Harvard University Graduate School of Design has announced Erik L’Heureux, an American architect based in Singapore, as the winner of the GSD’s 2015 Wheelwright Prize, a $100,000 traveling fellowship aimed at fostering investigative approaches to contemporary design.

L’Heureux, AIA, LEED AP BD+C, is currently an assistant professor at the National University of Singapore and leads his own practice, Pencil Office. His winning proposal, “Hot and Wet: The Equatorial City and the Architectures of Atmosphere,” focuses on the architecture of five dense cities in the equatorial zone — Jakarta, Indonesia; Kuala Lumpur, Malaysia; Pondicherry, India; Lagos, Nigeria; São Paulo, Brazil — where he will examine traditional and modern building strategies that mediate extreme climate conditions while addressing the mounting pressures of rapid urbanization and climate change.
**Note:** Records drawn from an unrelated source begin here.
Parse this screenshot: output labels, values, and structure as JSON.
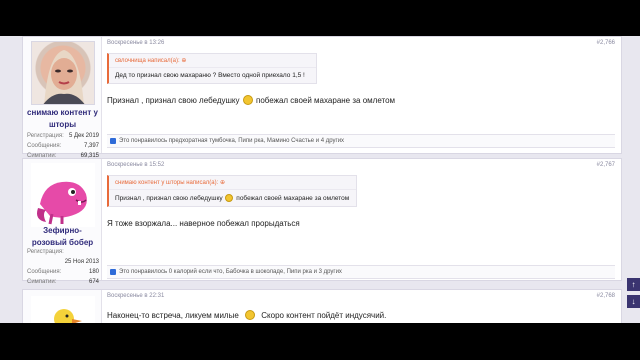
{
  "posts": [
    {
      "user": {
        "name": "снимаю контент у шторы",
        "stats": [
          {
            "k": "Регистрация:",
            "v": "5 Дек 2019"
          },
          {
            "k": "Сообщения:",
            "v": "7,397"
          },
          {
            "k": "Симпатии:",
            "v": "69,315"
          }
        ]
      },
      "date": "Воскресенье в 13:26",
      "num": "#2,766",
      "quote_author": "свлочнища написал(а):",
      "quote_text": "Дед то признал свою махараню ? Вместо одной приехало 1,5 !",
      "message": "Признал , признал свою лебедушку",
      "message_tail": "побежал своей махаране за омлетом",
      "likes": "Это понравилось предхоратная тумбочка, Пипи рка, Мамино Счастье и 4 других"
    },
    {
      "user": {
        "name": "Зефирно-розовый бобер",
        "stats": [
          {
            "k": "Регистрация:",
            "v": ""
          },
          {
            "k": "",
            "v": "25 Ноя 2013"
          },
          {
            "k": "Сообщения:",
            "v": "180"
          },
          {
            "k": "Симпатии:",
            "v": "674"
          }
        ]
      },
      "date": "Воскресенье в 15:52",
      "num": "#2,767",
      "quote_author": "снимаю контент у шторы написал(а):",
      "quote_text": "Признал , признал свою лебедушку",
      "quote_tail": "побежал своей махаране за омлетом",
      "message": "Я тоже взоржала... наверное побежал прорыдаться",
      "likes": "Это понравилось 0 калорий если что, Бабочка в шоколаде, Пипи рка и 3 других"
    },
    {
      "date": "Воскресенье в 22:31",
      "num": "#2,768",
      "message": "Наконец-то встреча, ликуем милые",
      "message_tail": "Скоро контент пойдёт индусячий."
    }
  ],
  "scroll": {
    "up": "↑",
    "down": "↓"
  }
}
The Wheelwright Prize is now in its third year as an open international competition for early-career architects. The 2015 cycle received nearly 200 submissions from 51 countries, including Azerbaijan, Bosnia, Cuba, Egypt, Iran, Kazakhstan, Morocco, Poland, Sri Lanka, Ukraine, Zimbabwe, and more. This year, the jury honored three finalists — L’Heureux, Malkit Shoshan (Amsterdam), and Quynh Vantu (London) — inviting them to present their work and research proposals in a public event at the GSD. The finalists’ presentations, as well as a lecture by Gia Wolff, winner of the 2013 Wheelwright Prize, took place in Piper Auditorium at Harvard GSD on April 16, 2015, and can be viewed on the GSD’s website.